Gjelina’s Travis Lett must have a thing for corn. He’s one of the first to put it on his menu each season, and he keeps it going all through the summer. How can you not indulge in his braised sweet corn lit up with Fresno chile, cilantro, lime and creamy white feta? He sometimes makes a sweet corn soup garnished with confit cherry tomatoes and cilantro, and his arugula salad is adorned with more cherry tomatoes, ricotta salata — and sweet corn. With the occasional special, it’s enough to make up your own sweet corn tasting menu.
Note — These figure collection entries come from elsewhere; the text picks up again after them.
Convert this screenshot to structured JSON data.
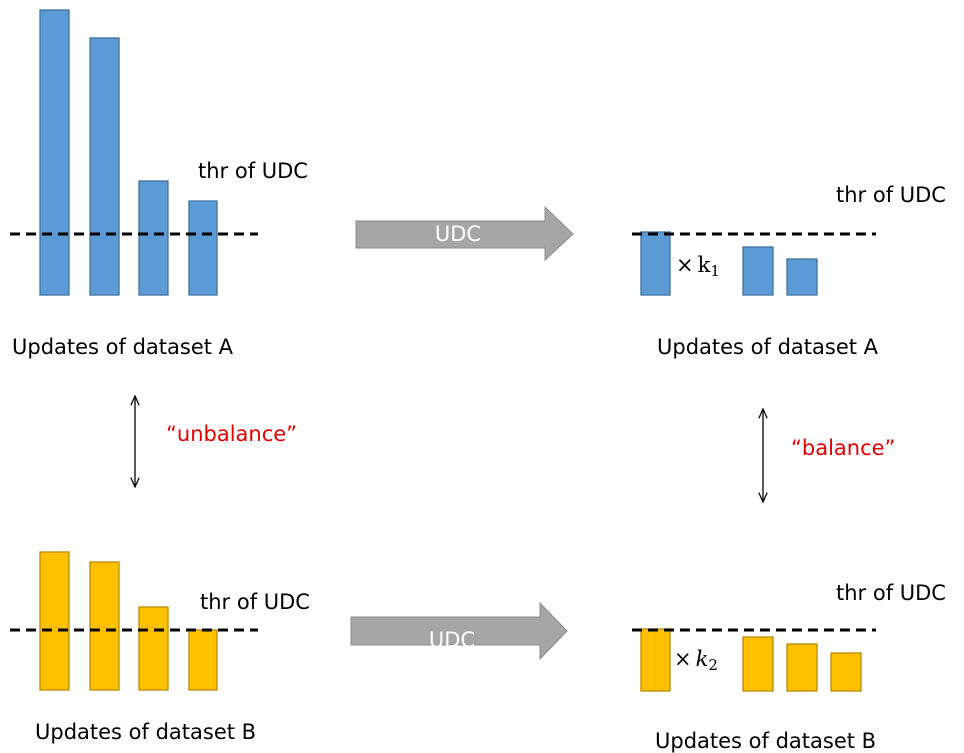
{
  "panels": [
    {
      "threshold_label": "thr of UDC",
      "caption": "Updates of dataset A"
    },
    {
      "threshold_label": "thr of UDC",
      "caption": "Updates of dataset A",
      "factor": {
        "sign": "×",
        "symbol": "k",
        "index": "1"
      }
    },
    {
      "threshold_label": "thr of UDC",
      "caption": "Updates of dataset B"
    },
    {
      "threshold_label": "thr of UDC",
      "caption": "Updates of dataset B",
      "factor": {
        "sign": "×",
        "symbol": "k",
        "index": "2"
      }
    }
  ],
  "arrows": [
    {
      "label": "UDC"
    },
    {
      "label": "UDC"
    }
  ],
  "relations": [
    {
      "label": "“unbalance”"
    },
    {
      "label": "“balance”"
    }
  ]
}
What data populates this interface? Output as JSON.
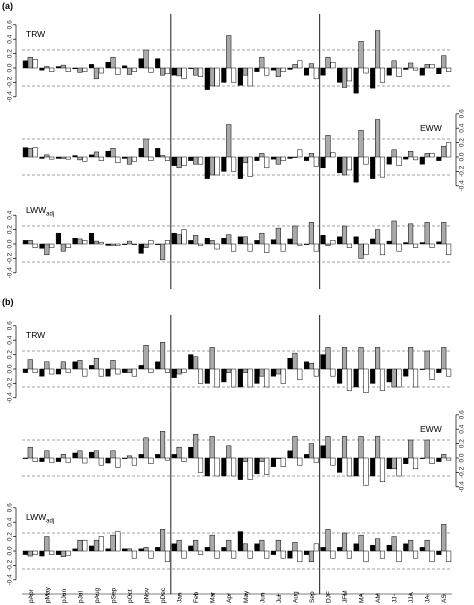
{
  "chart_data": {
    "type": "bar",
    "categories": [
      "pApr",
      "pMay",
      "pJun",
      "pJul",
      "pAug",
      "pSep",
      "pOct",
      "pNov",
      "pDec",
      "Jan",
      "Feb",
      "Mar",
      "Apr",
      "May",
      "Jun",
      "Jul",
      "Aug",
      "Sep",
      "DJF",
      "JFM",
      "MA",
      "AM",
      "JJ",
      "JJA",
      "JA",
      "AS"
    ],
    "x_tick_labels": [
      "pApr",
      "pMay",
      "pJun",
      "pJul",
      "pAug",
      "pSep",
      "pOct",
      "pNov",
      "pDec",
      "Jan",
      "Feb",
      "Mar",
      "Apr",
      "May",
      "Jun",
      "Jul",
      "Aug",
      "Sep",
      "DJF",
      "JFM",
      "MA",
      "AM",
      "JJ",
      "JJA",
      "JA",
      "AS"
    ],
    "series_colors": [
      "#000000",
      "#a9a9a9",
      "#ffffff"
    ],
    "threshold_lines": [
      0.25,
      -0.25
    ],
    "separators_after_index": [
      8,
      17
    ],
    "panels": [
      {
        "label": "(a)",
        "subplots": [
          {
            "name": "TRW",
            "name_sub": "",
            "axis_side": "left",
            "ylim": [
              -0.4,
              0.6
            ],
            "yticks": [
              "-0.4",
              "-0.2",
              "0.0",
              "0.2",
              "0.4",
              "0.6"
            ],
            "series": [
              {
                "values": [
                  0.1,
                  -0.03,
                  0.02,
                  -0.01,
                  0.05,
                  0.08,
                  0.03,
                  0.13,
                  0.13,
                  -0.1,
                  0.0,
                  -0.3,
                  -0.2,
                  -0.24,
                  -0.05,
                  -0.03,
                  -0.02,
                  -0.1,
                  -0.1,
                  -0.2,
                  -0.35,
                  -0.28,
                  -0.1,
                  -0.02,
                  -0.1,
                  -0.08
                ]
              },
              {
                "values": [
                  0.15,
                  0.02,
                  0.04,
                  -0.06,
                  -0.15,
                  0.15,
                  -0.09,
                  0.25,
                  -0.1,
                  -0.11,
                  -0.1,
                  -0.25,
                  0.45,
                  -0.1,
                  0.15,
                  -0.12,
                  0.05,
                  0.06,
                  0.15,
                  -0.27,
                  0.37,
                  0.52,
                  0.1,
                  0.07,
                  0.05,
                  0.17
                ]
              },
              {
                "values": [
                  0.12,
                  -0.05,
                  -0.05,
                  -0.05,
                  -0.07,
                  -0.09,
                  -0.05,
                  -0.06,
                  -0.08,
                  -0.15,
                  -0.12,
                  -0.25,
                  -0.2,
                  -0.25,
                  -0.1,
                  -0.05,
                  0.1,
                  -0.15,
                  0.08,
                  -0.18,
                  -0.07,
                  -0.2,
                  -0.12,
                  -0.03,
                  0.05,
                  -0.05
                ]
              }
            ]
          },
          {
            "name": "EWW",
            "name_sub": "",
            "axis_side": "right",
            "ylim": [
              -0.4,
              0.6
            ],
            "yticks": [
              "-0.4",
              "-0.2",
              "0.0",
              "0.2",
              "0.4",
              "0.6"
            ],
            "series": [
              {
                "values": [
                  0.13,
                  -0.02,
                  -0.02,
                  0.02,
                  0.03,
                  0.08,
                  -0.02,
                  0.12,
                  0.12,
                  -0.12,
                  -0.05,
                  -0.3,
                  -0.2,
                  -0.3,
                  -0.05,
                  -0.03,
                  -0.02,
                  -0.05,
                  -0.15,
                  -0.22,
                  -0.35,
                  -0.3,
                  -0.1,
                  -0.03,
                  -0.1,
                  -0.05
                ]
              },
              {
                "values": [
                  0.12,
                  0.03,
                  -0.02,
                  -0.04,
                  0.07,
                  0.12,
                  -0.1,
                  0.25,
                  0.02,
                  -0.15,
                  -0.1,
                  -0.25,
                  0.45,
                  -0.08,
                  0.05,
                  -0.1,
                  0.0,
                  0.05,
                  0.3,
                  -0.25,
                  0.37,
                  0.52,
                  0.1,
                  0.08,
                  0.05,
                  0.15
                ]
              },
              {
                "values": [
                  0.13,
                  -0.03,
                  -0.03,
                  -0.06,
                  -0.05,
                  -0.08,
                  -0.06,
                  -0.05,
                  -0.05,
                  -0.12,
                  -0.1,
                  -0.25,
                  -0.2,
                  -0.27,
                  -0.15,
                  -0.05,
                  0.1,
                  -0.13,
                  0.06,
                  -0.18,
                  -0.1,
                  -0.28,
                  -0.12,
                  -0.04,
                  0.05,
                  0.2
                ]
              }
            ]
          },
          {
            "name": "LWW",
            "name_sub": "adj",
            "axis_side": "left",
            "ylim": [
              -0.4,
              0.6
            ],
            "yticks": [
              "-0.4",
              "-0.2",
              "0.0",
              "0.2",
              "0.4"
            ],
            "series": [
              {
                "values": [
                  0.05,
                  -0.06,
                  0.15,
                  0.08,
                  0.15,
                  -0.02,
                  0.0,
                  -0.13,
                  0.0,
                  0.15,
                  0.05,
                  0.08,
                  0.08,
                  0.1,
                  0.05,
                  0.06,
                  0.07,
                  0.0,
                  0.12,
                  0.1,
                  0.1,
                  0.07,
                  0.04,
                  0.02,
                  0.02,
                  0.03
                ]
              },
              {
                "values": [
                  0.05,
                  -0.15,
                  -0.1,
                  0.07,
                  0.04,
                  -0.02,
                  0.04,
                  -0.05,
                  -0.22,
                  0.13,
                  0.12,
                  0.05,
                  0.13,
                  0.1,
                  0.15,
                  0.22,
                  0.25,
                  0.3,
                  -0.02,
                  0.25,
                  -0.2,
                  0.2,
                  0.32,
                  0.28,
                  0.3,
                  0.3
                ]
              },
              {
                "values": [
                  -0.05,
                  -0.05,
                  -0.05,
                  0.05,
                  0.02,
                  -0.02,
                  0.0,
                  0.05,
                  0.05,
                  0.2,
                  -0.02,
                  -0.07,
                  -0.1,
                  -0.1,
                  -0.12,
                  -0.1,
                  -0.02,
                  -0.1,
                  0.05,
                  -0.05,
                  -0.15,
                  -0.15,
                  -0.1,
                  -0.05,
                  -0.05,
                  -0.15
                ]
              }
            ]
          }
        ]
      },
      {
        "label": "(b)",
        "subplots": [
          {
            "name": "TRW",
            "name_sub": "",
            "axis_side": "left",
            "ylim": [
              -0.4,
              0.6
            ],
            "yticks": [
              "-0.4",
              "-0.2",
              "0.0",
              "0.2",
              "0.4",
              "0.6"
            ],
            "series": [
              {
                "values": [
                  -0.05,
                  -0.1,
                  -0.07,
                  0.1,
                  0.05,
                  -0.1,
                  -0.05,
                  0.05,
                  0.1,
                  -0.12,
                  0.2,
                  -0.2,
                  -0.18,
                  -0.25,
                  -0.2,
                  -0.1,
                  0.15,
                  0.1,
                  0.2,
                  -0.2,
                  -0.25,
                  -0.2,
                  -0.18,
                  -0.1,
                  0.0,
                  -0.05
                ]
              },
              {
                "values": [
                  0.13,
                  0.1,
                  0.1,
                  0.12,
                  0.15,
                  0.12,
                  -0.05,
                  0.33,
                  0.37,
                  -0.07,
                  0.17,
                  0.3,
                  -0.05,
                  -0.05,
                  -0.1,
                  -0.07,
                  0.22,
                  0.08,
                  0.3,
                  0.3,
                  0.3,
                  0.3,
                  -0.25,
                  0.3,
                  0.25,
                  0.3
                ]
              },
              {
                "values": [
                  -0.05,
                  -0.07,
                  -0.05,
                  -0.1,
                  -0.1,
                  -0.07,
                  -0.1,
                  -0.05,
                  -0.05,
                  -0.05,
                  -0.2,
                  -0.25,
                  -0.25,
                  -0.25,
                  -0.25,
                  -0.2,
                  -0.15,
                  -0.1,
                  -0.1,
                  -0.3,
                  -0.33,
                  -0.3,
                  -0.25,
                  -0.25,
                  -0.15,
                  -0.1
                ]
              }
            ]
          },
          {
            "name": "EWW",
            "name_sub": "",
            "axis_side": "right",
            "ylim": [
              -0.4,
              0.6
            ],
            "yticks": [
              "-0.4",
              "-0.2",
              "0.0",
              "0.2",
              "0.4",
              "0.6"
            ],
            "series": [
              {
                "values": [
                  0.0,
                  -0.05,
                  -0.05,
                  0.07,
                  0.08,
                  -0.07,
                  0.0,
                  0.05,
                  0.05,
                  0.05,
                  0.15,
                  -0.25,
                  -0.25,
                  -0.3,
                  -0.22,
                  -0.12,
                  0.1,
                  0.05,
                  0.17,
                  -0.2,
                  -0.25,
                  -0.25,
                  -0.15,
                  -0.08,
                  0.0,
                  -0.05
                ]
              },
              {
                "values": [
                  0.15,
                  0.1,
                  0.05,
                  0.1,
                  0.1,
                  0.1,
                  0.03,
                  0.28,
                  0.37,
                  0.15,
                  0.33,
                  0.3,
                  0.17,
                  -0.05,
                  -0.05,
                  0.0,
                  0.3,
                  0.2,
                  0.3,
                  0.3,
                  0.3,
                  0.3,
                  -0.15,
                  0.25,
                  0.25,
                  0.05
                ]
              },
              {
                "values": [
                  -0.05,
                  -0.06,
                  -0.06,
                  -0.07,
                  -0.1,
                  -0.13,
                  -0.1,
                  -0.08,
                  -0.03,
                  -0.05,
                  -0.2,
                  -0.25,
                  -0.25,
                  -0.3,
                  -0.23,
                  -0.12,
                  -0.1,
                  -0.06,
                  -0.1,
                  -0.25,
                  -0.38,
                  -0.33,
                  -0.25,
                  -0.15,
                  -0.08,
                  -0.03
                ]
              }
            ]
          },
          {
            "name": "LWW",
            "name_sub": "adj",
            "axis_side": "left",
            "ylim": [
              -0.4,
              0.6
            ],
            "yticks": [
              "-0.4",
              "-0.2",
              "0.0",
              "0.2",
              "0.4",
              "0.6"
            ],
            "series": [
              {
                "values": [
                  -0.05,
                  -0.07,
                  -0.05,
                  0.03,
                  0.07,
                  0.03,
                  0.03,
                  0.03,
                  0.05,
                  0.1,
                  0.07,
                  0.05,
                  0.05,
                  0.27,
                  0.1,
                  -0.05,
                  -0.1,
                  -0.05,
                  0.05,
                  0.05,
                  0.1,
                  0.08,
                  0.08,
                  0.1,
                  0.05,
                  -0.05
                ]
              },
              {
                "values": [
                  -0.07,
                  0.2,
                  -0.08,
                  0.15,
                  0.15,
                  0.22,
                  0.03,
                  0.05,
                  0.3,
                  0.15,
                  0.15,
                  0.22,
                  0.15,
                  0.1,
                  0.15,
                  0.15,
                  0.12,
                  -0.15,
                  0.3,
                  0.25,
                  0.22,
                  0.17,
                  0.2,
                  0.15,
                  0.15,
                  0.37
                ]
              },
              {
                "values": [
                  -0.05,
                  -0.05,
                  -0.06,
                  0.15,
                  0.2,
                  0.27,
                  -0.1,
                  -0.1,
                  -0.15,
                  -0.1,
                  -0.05,
                  -0.1,
                  -0.1,
                  -0.1,
                  -0.1,
                  -0.1,
                  -0.15,
                  0.1,
                  -0.1,
                  -0.1,
                  -0.15,
                  -0.1,
                  -0.15,
                  -0.1,
                  -0.15,
                  -0.15
                ]
              }
            ]
          }
        ]
      }
    ]
  }
}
1429 Abbot Kinney Blvd., Venice, (310) 450-1429. Corn dishes, $8 to $11.

Cliff’s Edge

Is there a better spot to dine on a summer night than the terraced garden at Cliff’s Edge in Silver Lake? The secret back garden, fringed with bamboo and anchored by an immense sprawling ficus tree, is both private and sociable. And the new chef there, Vartan Abgaryan, fresh from a stint at Public Kitchen in Hollywood, is impressing the neighborhood with his hamachi crudo with verjuice and mint, chicken liver terrine with apricot marmalade, barbecued octopus with peach and pickled mustard seeds — and his white corn agnolotti with Parmesan and warm bacon cream. Did I hear bacon and corn?